All those sharing the same lamb were to eat it together and to remain indoors. See vv. 4, 7, 22–23 . Break a bone of it, to eat the marrow.

47 :

Offering the pesaḥ sacrifice is incumbent on all Israelites, like the obligation to eat nothing leavened during the festival (vv. 15, 19; cf. Num. 9.11 ).

48–49 :

Resident aliens, though they must abstain from leaven (v. 19 ), are not obligated to offer a pesaḥ sacrifice but may do so voluntarily. They must first undergo circumcision. Then they may make the offering and become “as a citizen of the country,” at least for purposes of this offering. This is not a full religious conversion—the stranger's motivation is to make a pesaḥ offering, not to become an Israelite—but since circumcision is a sign of the covenant, and the sacrifice celebrates the exodus, he must first become a quasi‐Israelite in order to identify with Israel's defining national experience.

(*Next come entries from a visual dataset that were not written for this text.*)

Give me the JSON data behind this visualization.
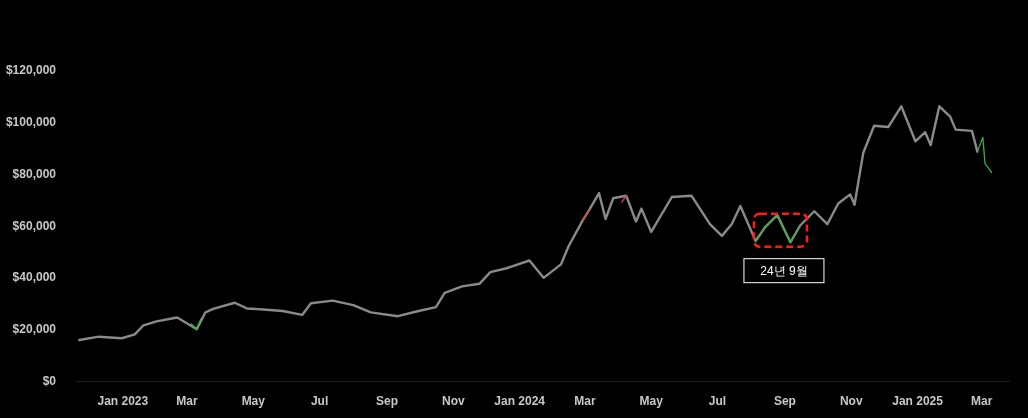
{
  "chart_data": {
    "type": "line",
    "grid": false,
    "xlim": [
      "2022-11-18",
      "2025-03-27"
    ],
    "xticks": [
      {
        "value": "2023-01-01",
        "label": "Jan 2023"
      },
      {
        "value": "2023-03-01",
        "label": "Mar"
      },
      {
        "value": "2023-05-01",
        "label": "May"
      },
      {
        "value": "2023-07-01",
        "label": "Jul"
      },
      {
        "value": "2023-09-01",
        "label": "Sep"
      },
      {
        "value": "2023-11-01",
        "label": "Nov"
      },
      {
        "value": "2024-01-01",
        "label": "Jan 2024"
      },
      {
        "value": "2024-03-01",
        "label": "Mar"
      },
      {
        "value": "2024-05-01",
        "label": "May"
      },
      {
        "value": "2024-07-01",
        "label": "Jul"
      },
      {
        "value": "2024-09-01",
        "label": "Sep"
      },
      {
        "value": "2024-11-01",
        "label": "Nov"
      },
      {
        "value": "2025-01-01",
        "label": "Jan 2025"
      },
      {
        "value": "2025-03-01",
        "label": "Mar"
      }
    ],
    "ylim": [
      0,
      120000
    ],
    "yticks": [
      {
        "value": 0,
        "label": "$0"
      },
      {
        "value": 20000,
        "label": "$20,000"
      },
      {
        "value": 40000,
        "label": "$40,000"
      },
      {
        "value": 60000,
        "label": "$60,000"
      },
      {
        "value": 80000,
        "label": "$80,000"
      },
      {
        "value": 100000,
        "label": "$100,000"
      },
      {
        "value": 120000,
        "label": "$120,000"
      }
    ],
    "annotations": [
      {
        "text": "24년 9월",
        "x": "2024-09-01",
        "y": 58000
      }
    ],
    "series": [
      {
        "color": "#8a8a8a",
        "x": [
          "2022-11-22",
          "2022-12-10",
          "2022-12-31",
          "2023-01-12",
          "2023-01-20",
          "2023-02-01",
          "2023-02-20",
          "2023-03-10",
          "2023-03-18",
          "2023-03-25",
          "2023-04-14",
          "2023-04-25",
          "2023-05-10",
          "2023-05-28",
          "2023-06-15",
          "2023-06-23",
          "2023-07-13",
          "2023-08-01",
          "2023-08-17",
          "2023-09-11",
          "2023-09-30",
          "2023-10-16",
          "2023-10-24",
          "2023-11-09",
          "2023-11-25",
          "2023-12-05",
          "2023-12-20",
          "2024-01-10",
          "2024-01-23",
          "2024-02-08",
          "2024-02-15",
          "2024-02-28",
          "2024-03-05",
          "2024-03-14",
          "2024-03-20",
          "2024-03-27",
          "2024-04-08",
          "2024-04-17",
          "2024-04-22",
          "2024-05-01",
          "2024-05-20",
          "2024-06-07",
          "2024-06-24",
          "2024-07-05",
          "2024-07-14",
          "2024-07-22",
          "2024-08-05",
          "2024-08-14",
          "2024-08-25",
          "2024-09-06",
          "2024-09-15",
          "2024-09-28",
          "2024-10-10",
          "2024-10-20",
          "2024-10-31",
          "2024-11-04",
          "2024-11-12",
          "2024-11-22",
          "2024-12-05",
          "2024-12-17",
          "2024-12-30",
          "2025-01-08",
          "2025-01-13",
          "2025-01-21",
          "2025-01-31",
          "2025-02-05",
          "2025-02-20",
          "2025-02-25"
        ],
        "values": [
          15800,
          17100,
          16500,
          18000,
          21500,
          23000,
          24500,
          20000,
          26500,
          27800,
          30200,
          28000,
          27600,
          27000,
          25500,
          30000,
          31000,
          29300,
          26500,
          25000,
          27000,
          28500,
          34000,
          36500,
          37500,
          42000,
          43500,
          46500,
          39800,
          45000,
          52000,
          62000,
          66000,
          72500,
          62500,
          70500,
          71500,
          61500,
          66500,
          57500,
          71000,
          71500,
          60500,
          56000,
          60500,
          67500,
          54000,
          59500,
          64000,
          53500,
          60000,
          65500,
          60500,
          68500,
          72000,
          68000,
          88000,
          98500,
          98000,
          106000,
          92500,
          96000,
          91000,
          106000,
          102000,
          97000,
          96500,
          88500
        ]
      },
      {
        "color": "#3cb043",
        "x": [
          "2023-03-05",
          "2023-03-10",
          "2023-03-14"
        ],
        "values": [
          22000,
          20000,
          24000
        ]
      },
      {
        "color": "#3cb043",
        "x": [
          "2024-08-05",
          "2024-08-14",
          "2024-08-25",
          "2024-09-06",
          "2024-09-15"
        ],
        "values": [
          54000,
          59500,
          64000,
          53500,
          60000
        ]
      },
      {
        "color": "#3cb043",
        "x": [
          "2025-02-25",
          "2025-03-02",
          "2025-03-04",
          "2025-03-10"
        ],
        "values": [
          88500,
          94000,
          84000,
          80500
        ]
      },
      {
        "color": "#e04040",
        "x": [
          "2024-02-28",
          "2024-03-05"
        ],
        "values": [
          62000,
          66000
        ]
      },
      {
        "color": "#e04040",
        "x": [
          "2024-04-04",
          "2024-04-08"
        ],
        "values": [
          69000,
          71500
        ]
      }
    ]
  }
}
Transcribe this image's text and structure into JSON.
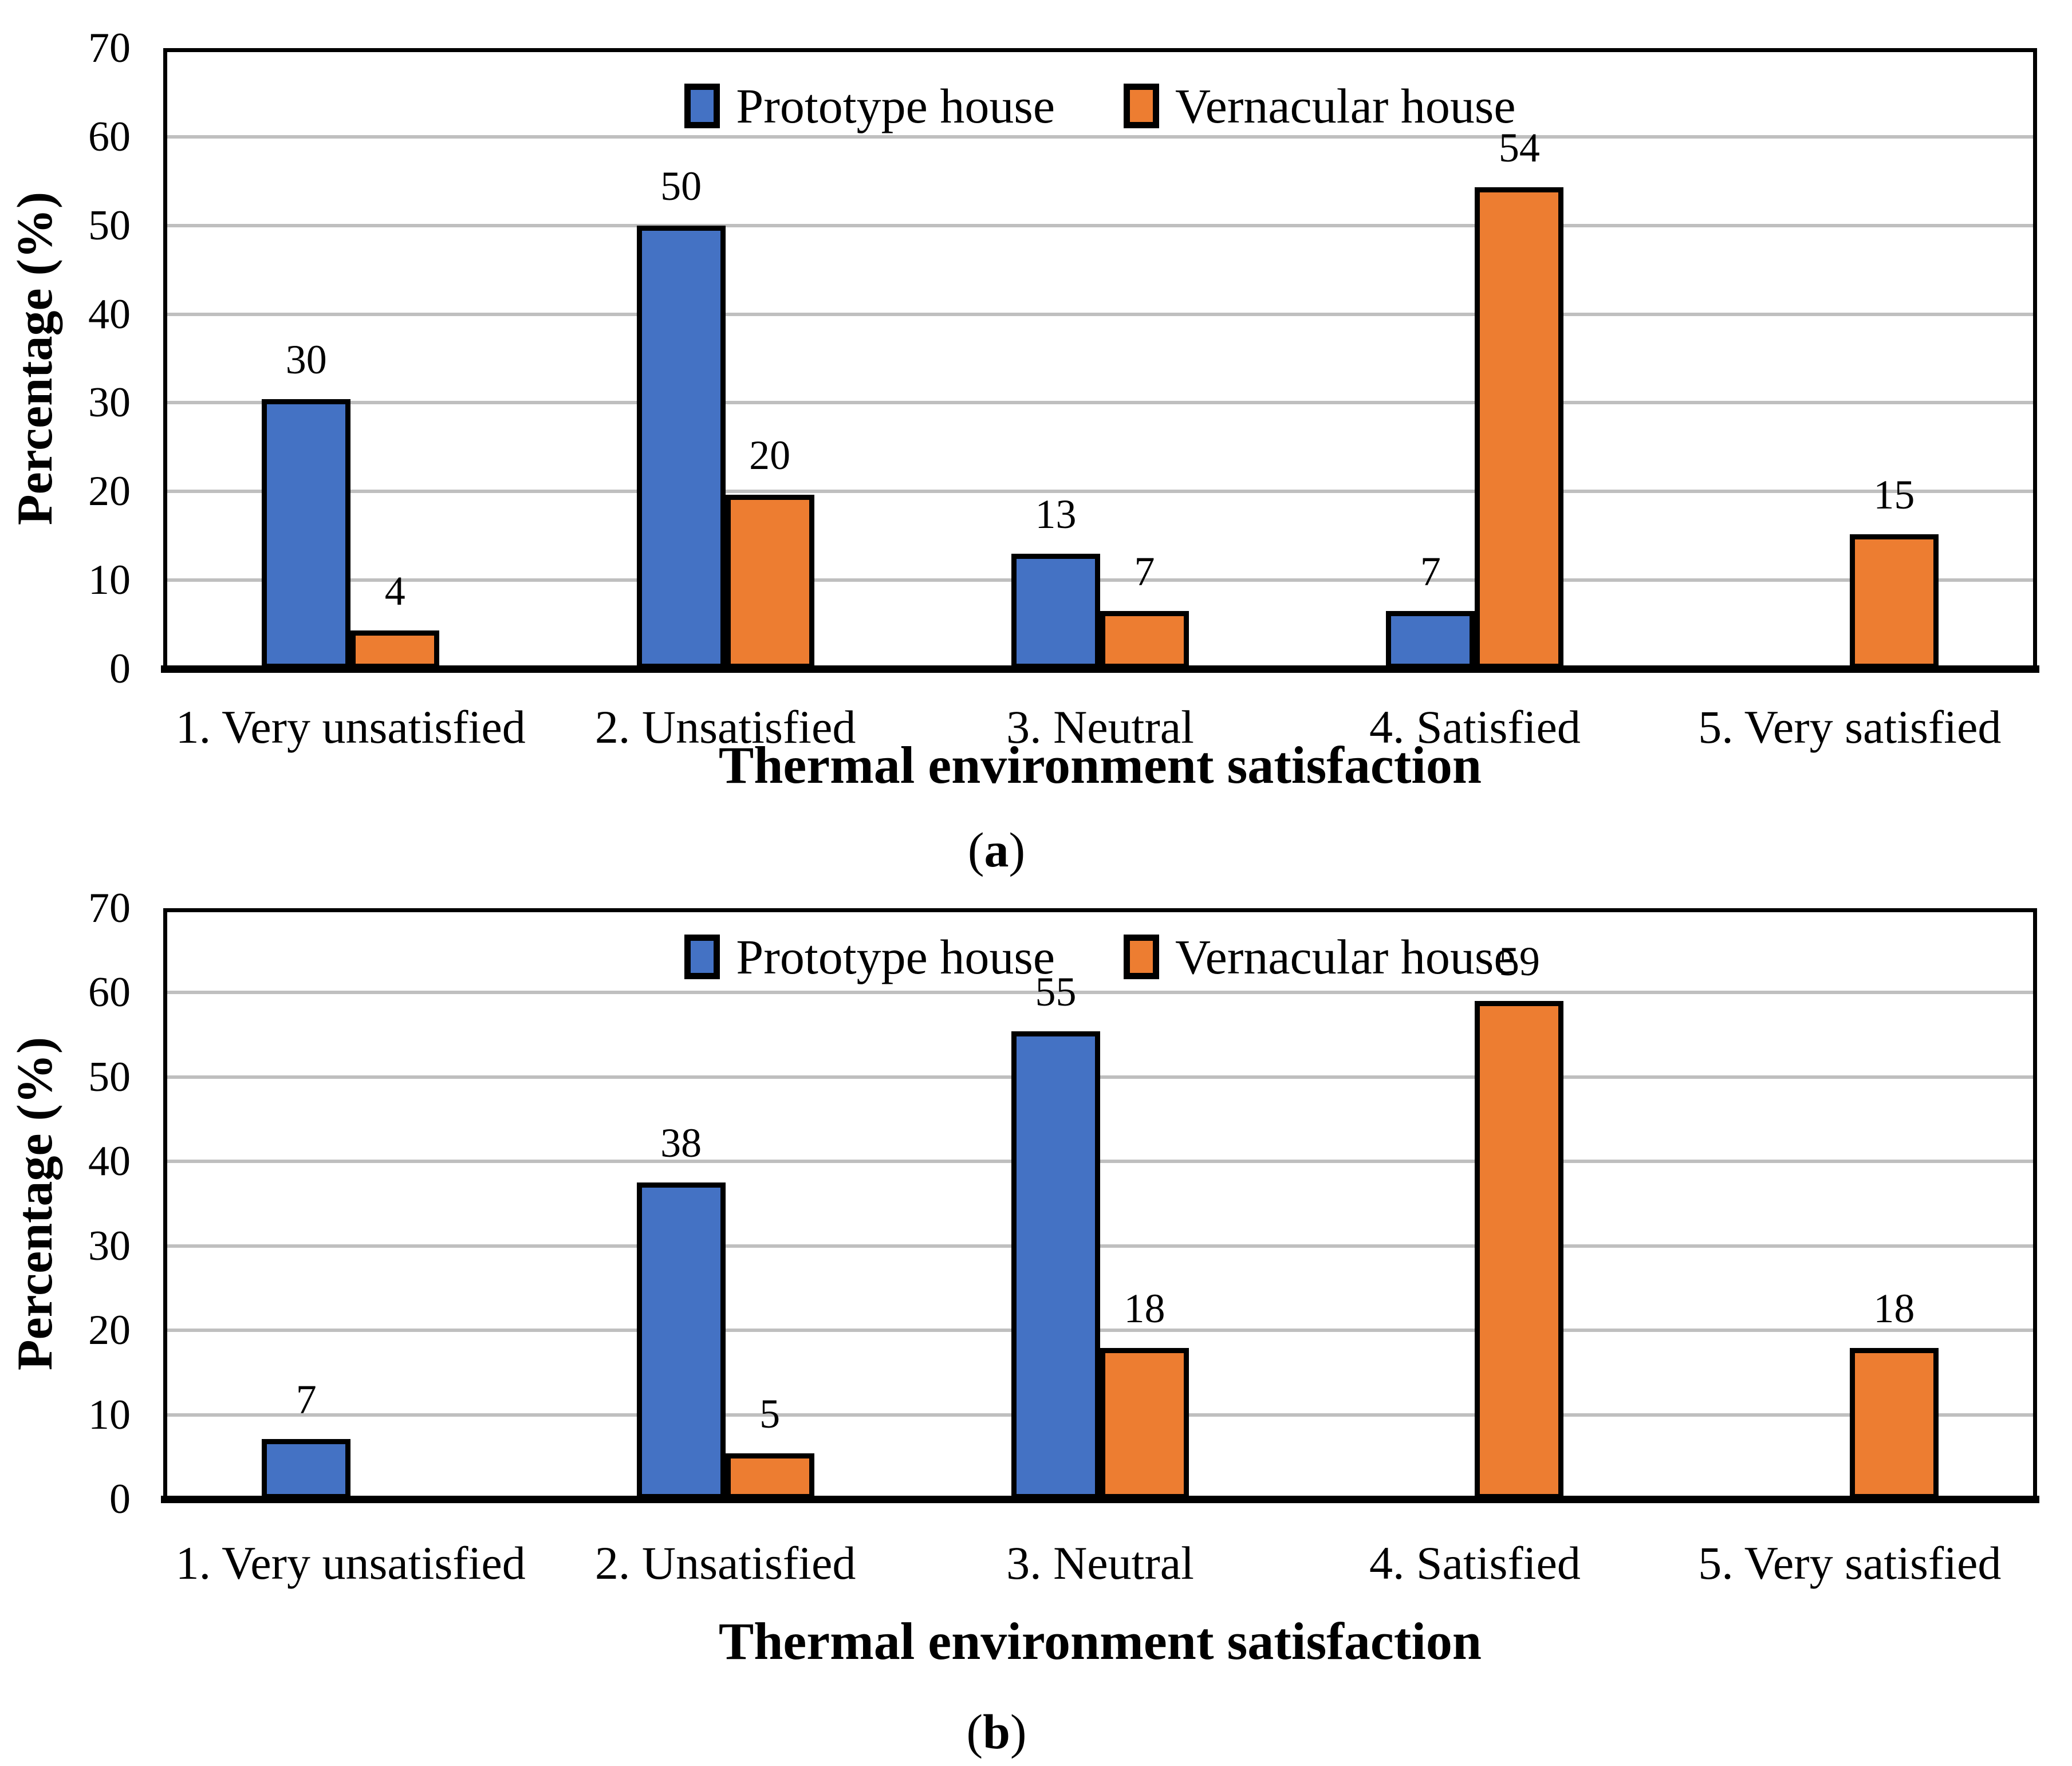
{
  "page": {
    "background": "#ffffff"
  },
  "colors": {
    "prototype_blue": "#4472C4",
    "vernacular_orange": "#ED7D31",
    "gridline_gray": "#BFBFBF",
    "axis_black": "#000000",
    "bar_outline": "#000000"
  },
  "chart_data": [
    {
      "id": "a",
      "type": "bar",
      "title": "",
      "xlabel": "Thermal environment satisfaction",
      "ylabel": "Percentage (%)",
      "ylim": [
        0,
        70
      ],
      "yticks": [
        0,
        10,
        20,
        30,
        40,
        50,
        60,
        70
      ],
      "grid": true,
      "legend_position": "top-center",
      "caption": {
        "open": "(",
        "letter": "a",
        "close": ")"
      },
      "categories": [
        "1. Very unsatisfied",
        "2. Unsatisfied",
        "3. Neutral",
        "4. Satisfied",
        "5. Very satisfied"
      ],
      "series": [
        {
          "name": "Prototype house",
          "color": "#4472C4",
          "values": [
            30.4,
            50,
            13,
            6.5,
            0
          ],
          "labels": [
            "30",
            "50",
            "13",
            "7",
            ""
          ]
        },
        {
          "name": "Vernacular house",
          "color": "#ED7D31",
          "values": [
            4.3,
            19.6,
            6.5,
            54.3,
            15.2
          ],
          "labels": [
            "4",
            "20",
            "7",
            "54",
            "15"
          ]
        }
      ]
    },
    {
      "id": "b",
      "type": "bar",
      "title": "",
      "xlabel": "Thermal environment satisfaction",
      "ylabel": "Percentage (%)",
      "ylim": [
        0,
        70
      ],
      "yticks": [
        0,
        10,
        20,
        30,
        40,
        50,
        60,
        70
      ],
      "grid": true,
      "legend_position": "top-center",
      "caption": {
        "open": "(",
        "letter": "b",
        "close": ")"
      },
      "categories": [
        "1. Very unsatisfied",
        "2. Unsatisfied",
        "3. Neutral",
        "4. Satisfied",
        "5. Very satisfied"
      ],
      "series": [
        {
          "name": "Prototype house",
          "color": "#4472C4",
          "values": [
            7.1,
            37.5,
            55.4,
            0,
            0
          ],
          "labels": [
            "7",
            "38",
            "55",
            "",
            ""
          ]
        },
        {
          "name": "Vernacular house",
          "color": "#ED7D31",
          "values": [
            0,
            5.4,
            17.9,
            59,
            17.9
          ],
          "labels": [
            "",
            "5",
            "18",
            "59",
            "18"
          ]
        }
      ]
    }
  ]
}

If so, this ceremony is unique in the Bible; there is no other reference to a formal procedure for converting foreigners to Israelites, even quasi‐Israelites. Foreigners normally became Israelites only by marriage or the informal, generations‐long process of ethnic assimilation that resulted from living in the land. By the rabbinic period, a procedure for religious conversion, including circumcision of males, was created and the Heb word for stranger, “ger,” acquired the meaning “proselyte.” Since the idea of strangers joining Israel is explicitly mentioned in exilic or postexlic passages (Isa. 14.1; 56.3–8; Ezek. 47.22–23 ), it is possible that the present passage is also from that period.

49 :

One law for the citizen and for the stranger, see also Lev. 24.22; Num. 9.14; 15.14–16, 29 . In each of these instances strangers and Israelites follow the same specific procedure (cf. Lev. 7.7 ); it is not a general rule covering all cases. In later halakhic exegesis, when “ger” (“stranger”) is understood as “proselyte,” this v. is understood as prescribing equality between proselytes and born Jews with respect to all the laws of the Torah (Mek. Pisḥa 14, end).

51 :

This v. recapitulates v. 40 , indicating that the digression in vv. 43–49 is concluded and the narrative resumes.